Western explorers settled in China more than 1500 years before Marco Polo, new research has shown, after archaeologists concluded that the Terracotta Warriors could have been made with the help of the Greeks.
The 8000 statues, which guard the mausoleum of the First Emperor, are likely to have been made under the guidance of a European sculptor who worked with locals at the site and took influence from Ancient Greece.
An extensive study of sites in Xinjiang Province, China, has revealed European-specific mitochondrial DNA, suggesting Westerners travelled, settled and died there before and during the time of the First Emperor - 1500 years earlier than currently accepted.
The discoveries have been hailed by the tomb's lead archaeologist, Professor Zhang Weixing, as "more important than anything in the last 40 years", surpassing even the unearthing of the Terracotta Army itself in significance. It is thought to be the first documented contact between Western and Chinese civilisations.
The findings came about during excavations across the site by mausoleum archaeologists, which have been documented for television by the National Geographic Channel and the BBC.
The tomb complex of the First Emperor, Qin Shi Huang, was found to be much bigger than first thought - at 98sq km, 200 times bigger than Egypt's Valley of the Kings. Two roads out of it were identified through a search with drones.
Experts are particularly excited by the discovery of the DNA that suggests Westerners lived in the area during the time of the emperor, from 259 to 210 BC.

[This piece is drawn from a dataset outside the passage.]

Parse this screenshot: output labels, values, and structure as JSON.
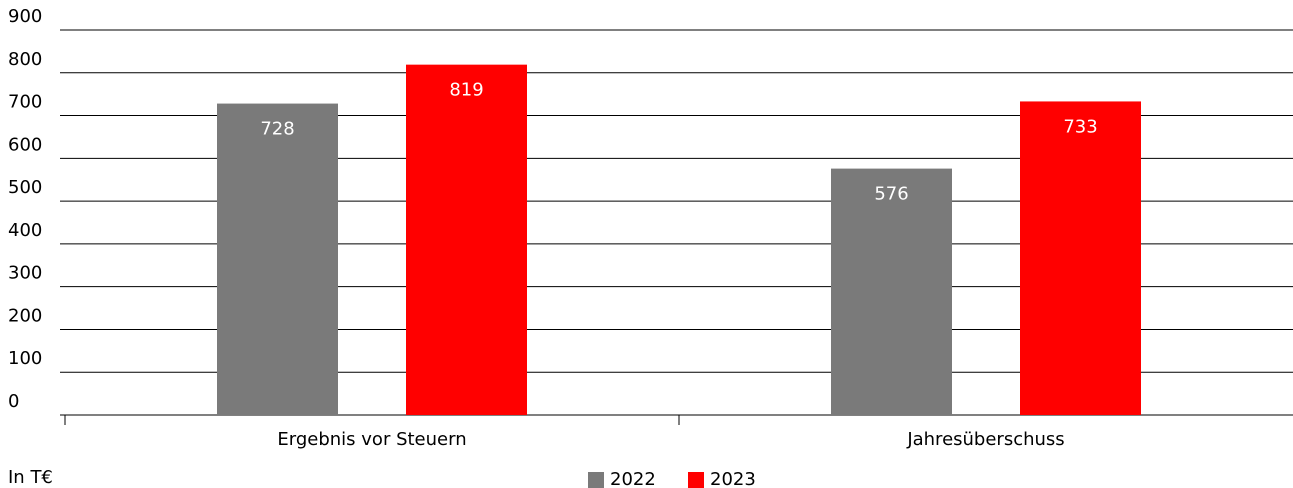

Dr Li Xiuzhen, senior archaeologist at the tomb's museum, said: "We now have evidence that close contact existed between the First Emperor's China and the West before the formal opening of the Silk Road. "This is far earlier than we formerly thought."
This evidence, experts believe, lies in the style of the Terracotta Warriors, as there was "no tradition of building life-sized human statues" found in China before then.
Professor Lukas Nickel, chair of Asian art history at the University of Vienna, believes the tomb was inspired by Greek statues in the era of Alexander the Great, with DNA evidence adding to his theories.
"I imagine that a Greek sculptor may have been at the site to train the locals," he said.
Xiuzhen added: "We now think the Terracotta Army, the acrobats and the bronze sculptures found on site have been inspired by Ancient Greek sculptures and art."
Other findings from the site include the mutilated bones of young women, believed to be high-ranking concubines, buried with jewellery made from pearls and gold.
The skull of a young man, thought to be Prince Fu Su, the emperor's eldest son, was found with a crossbow bolt embedded in it.